Esporte Bento Olímpica
O argentino que mudou o patamar do Farrapos
Com perfil estudioso e apaixonado pela modalidade, Javier Cardozo foi o responsável por elevar o nível de competitividade do alviverde no cenário nacional do rugby.
08/09/2023 20h07 Atualizada há 2 anos
Por: Kevin Sganzerla Fonte: NB Notícias
Foto: Kévin Sganzerla

Final de jogo no Estádio da Montanha. É entoado o grito de guerra: “jogamos com garra, doamos nosso sangue, somos os Farrapos”, e logo após o grupo se reúne para ouvir atentamente a palavra do técnico Javier Cardozo. Entre ajustes, melhorias e elogios, a motivação é sempre direcionada para o jogo seguinte. Um “terceiro tempo” digno para comemorar e aproveitar, brindando a vitória com os seus atletas e com os adversários, pois o rugby é isso. Mas, no dia posterior, volta-se o foco nos estudos para o próximo desafio. 

“O que você espera para o próximo jogo, Javier?”. A primeira expressão é de um largo sorriso no rosto. O que realmente lhe impulsiona é o desafio, é o jogo subsequente, é fazer mais com esse escudo, e isso não é por acaso. “Estou hoje, na verdade, vivendo meu sonho, trabalho com o que amo”, pondera Javier Cardozo.

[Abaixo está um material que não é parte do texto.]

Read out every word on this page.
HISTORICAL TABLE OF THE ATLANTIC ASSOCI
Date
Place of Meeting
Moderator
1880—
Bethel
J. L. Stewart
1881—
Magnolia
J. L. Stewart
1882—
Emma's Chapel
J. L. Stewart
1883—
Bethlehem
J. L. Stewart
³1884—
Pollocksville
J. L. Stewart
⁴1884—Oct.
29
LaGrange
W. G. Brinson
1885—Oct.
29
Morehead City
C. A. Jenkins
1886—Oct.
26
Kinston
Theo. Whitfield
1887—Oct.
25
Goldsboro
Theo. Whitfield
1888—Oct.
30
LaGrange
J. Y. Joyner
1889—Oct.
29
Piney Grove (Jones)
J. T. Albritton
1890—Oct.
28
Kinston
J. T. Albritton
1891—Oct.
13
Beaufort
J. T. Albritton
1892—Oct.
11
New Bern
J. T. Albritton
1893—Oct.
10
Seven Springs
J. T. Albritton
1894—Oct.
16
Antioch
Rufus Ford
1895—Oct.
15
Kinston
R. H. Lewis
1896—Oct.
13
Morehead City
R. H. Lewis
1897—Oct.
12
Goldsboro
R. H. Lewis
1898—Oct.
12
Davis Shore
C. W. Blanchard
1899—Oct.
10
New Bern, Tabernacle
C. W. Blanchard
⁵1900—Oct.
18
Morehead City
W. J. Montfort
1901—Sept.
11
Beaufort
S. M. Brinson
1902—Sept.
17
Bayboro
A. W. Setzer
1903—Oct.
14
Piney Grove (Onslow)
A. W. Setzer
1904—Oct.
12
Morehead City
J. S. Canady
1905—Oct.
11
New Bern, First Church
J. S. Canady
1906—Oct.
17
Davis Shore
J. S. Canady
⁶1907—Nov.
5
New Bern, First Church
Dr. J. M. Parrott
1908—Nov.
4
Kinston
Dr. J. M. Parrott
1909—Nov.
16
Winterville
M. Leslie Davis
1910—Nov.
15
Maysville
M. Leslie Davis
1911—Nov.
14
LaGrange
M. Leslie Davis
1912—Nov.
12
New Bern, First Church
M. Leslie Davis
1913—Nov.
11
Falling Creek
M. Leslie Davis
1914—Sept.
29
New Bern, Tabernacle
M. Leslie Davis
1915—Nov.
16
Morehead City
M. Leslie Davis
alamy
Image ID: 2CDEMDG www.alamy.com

É justamente essa paixão que o técnico alviverde tem pelo rugby que fez alavancar o patamar do Farrapos a nível nacional, levando o clube de Bento Gonçalves a dois vice-campeonatos brasileiros. 

Além de dois vices brasileiros, Javier Cardozo manteve a hegemonia do Farrapos no Estado, que já dura 13 anos / Foto: Kévin Sganzerla

Esse argentino, nascido em San Miguel de Tucumán, cidade onde foi declarada a Independência da Argentina, em 1816, começou a jogar rugby aos 8 anos de idade, influenciado por um dos seus irmãos, Pablo Cardozo. A sua primeira experiência com o esporte foi no clube onde atuava Pablo, o Club Natación y Gimnasia. Os seus colegas descobriram que Javier havia começado a jogar e logo o chamaram para um outro clube, o Los Tarcos Rugby Club, o qual o técnico argentino é fanático até hoje. 

Na Argentina, a realidade do rugby é outra. A modalidade é um dos esportes mais populares do país, cuja seleção, os Pumas, será uma das representantes na Copa do Mundo de Rugby de 2024, com grandes chances de chegar até as fases finais. No clube onde Javier atuou, para chegar ao time principal, a concorrência é gigantesca.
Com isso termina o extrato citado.